休職して最初の頃は、ただ毎日テレビを見たりゲームをしたりブログについたコメントを眺めたりして過ごしていた。だが、時間ができたことにより徐々に虚しさが増していった。なんとなく入った会社をなんとなく休職して、1年したらなんとなく復帰して、またなんとなく嫌になったら休職してを繰り返すのだろうか。俺の人生、そんなのでいいのかと。そんなのは御免だ、俺はきっともっと偉大な何者かになれるはずなんだ。けど何者かとはなんだろう?それがわからなかった。わからないまま時だけが過ぎていった。そしてある日、突拍子もなく思いついた。そうだ、旅に出よう。自分探しの旅に。
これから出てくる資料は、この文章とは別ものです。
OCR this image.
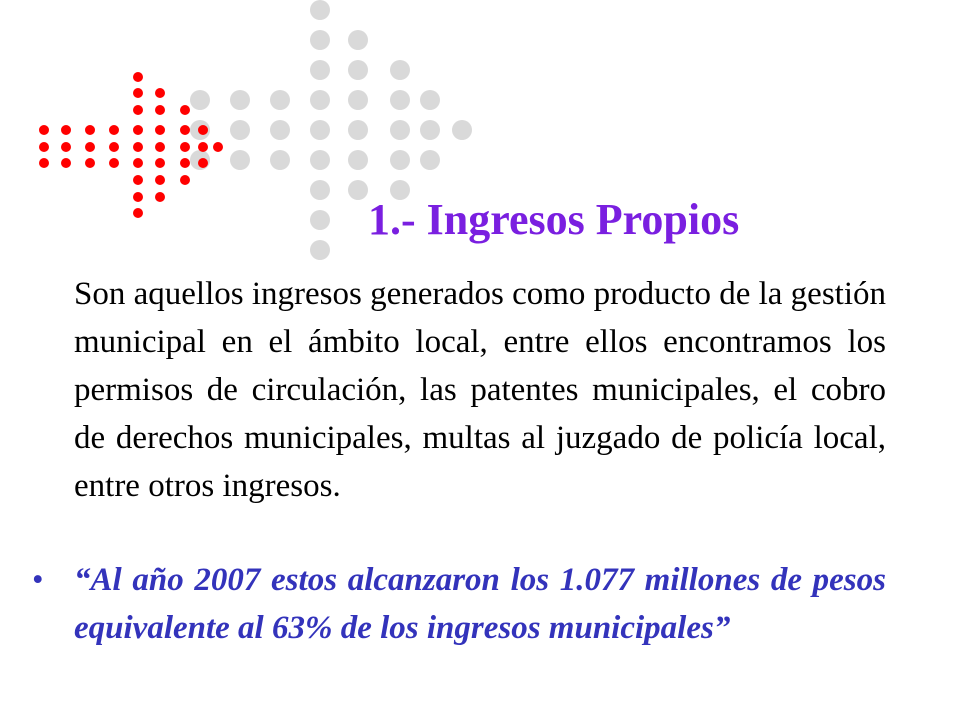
1.- Ingresos Propios

Son aquellos ingresos generados como producto de la gestión municipal en el ámbito local, entre ellos encontramos los permisos de circulación, las patentes municipales, el cobro de derechos municipales, multas al juzgado de policía local, entre otros ingresos.

• “Al año 2007 estos alcanzaron los 1.077 millones de pesos equivalente al 63% de los ingresos municipales”
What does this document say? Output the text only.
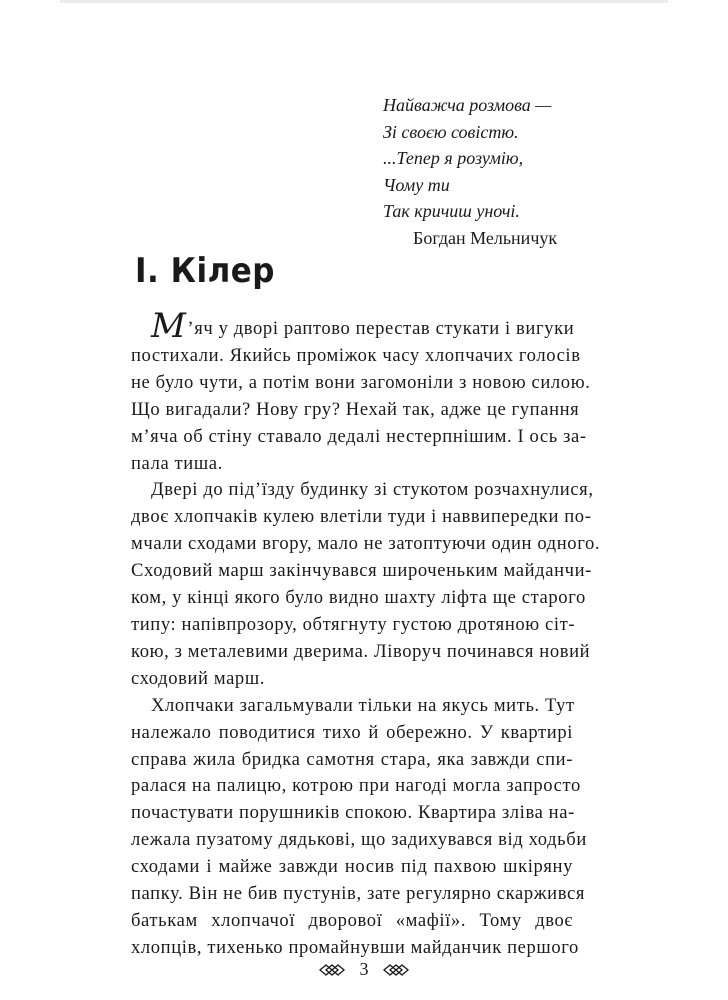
Найважча розмова —
Зі своєю совістю.
...Тепер я розумію,
Чому ти
Так кричиш уночі.
Богдан Мельничук
І. Кілер
М’яч у дворі раптово перестав стукати і вигуки
постихали. Якийсь проміжок часу хлопчачих голосів
не було чути, а потім вони загомоніли з новою силою.
Що вигадали? Нову гру? Нехай так, адже це гупання
м’яча об стіну ставало дедалі нестерпнішим. І ось за-
пала тиша.
Двері до під’їзду будинку зі стукотом розчахнулися,
двоє хлопчаків кулею влетіли туди і наввипередки по-
мчали сходами вгору, мало не затоптуючи один одного.
Сходовий марш закінчувався широченьким майданчи-
ком, у кінці якого було видно шахту ліфта ще старого
типу: напівпрозору, обтягнуту густою дротяною сіт-
кою, з металевими дверима. Ліворуч починався новий
сходовий марш.
Хлопчаки загальмували тільки на якусь мить. Тут
належало поводитися тихо й обережно. У квартирі
справа жила бридка самотня стара, яка завжди спи-
ралася на палицю, котрою при нагоді могла запросто
почастувати порушників спокою. Квартира зліва на-
лежала пузатому дядькові, що задихувався від ходьби
сходами і майже завжди носив під пахвою шкіряну
папку. Він не бив пустунів, зате регулярно скаржився
батькам хлопчачої дворової «мафії». Тому двоє
хлопців, тихенько промайнувши майданчик першого
3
それがそもそもの始まりだった。

 

 

 

 

そうしてやってきたのが、ここ北陸地方にある玉津市、玉津温泉だ。俺はここに宿を借り、温泉にでも浸かりながらゆっくり今後のことを考えたいと思う。人生とはなんなのか、俺の志とは、この国の行く末を憂うる志士として、俺はどう生きるべきか。そういうことを考えるつもりだ。そういう意味で、この自分探しの旅の意義は大きいといえる。ここでの俺の意思決定が、今後のこの国の行く末を占うともいえるからだ。

 

 

 

やがて、一面のクソミドリに覆われた山奥に、平屋建ての木造瓦葺屋根の大きな建物が見えてくる。

 

 

 

 

そう、ここが俺がこの先逗留する宿、「広石荘」である。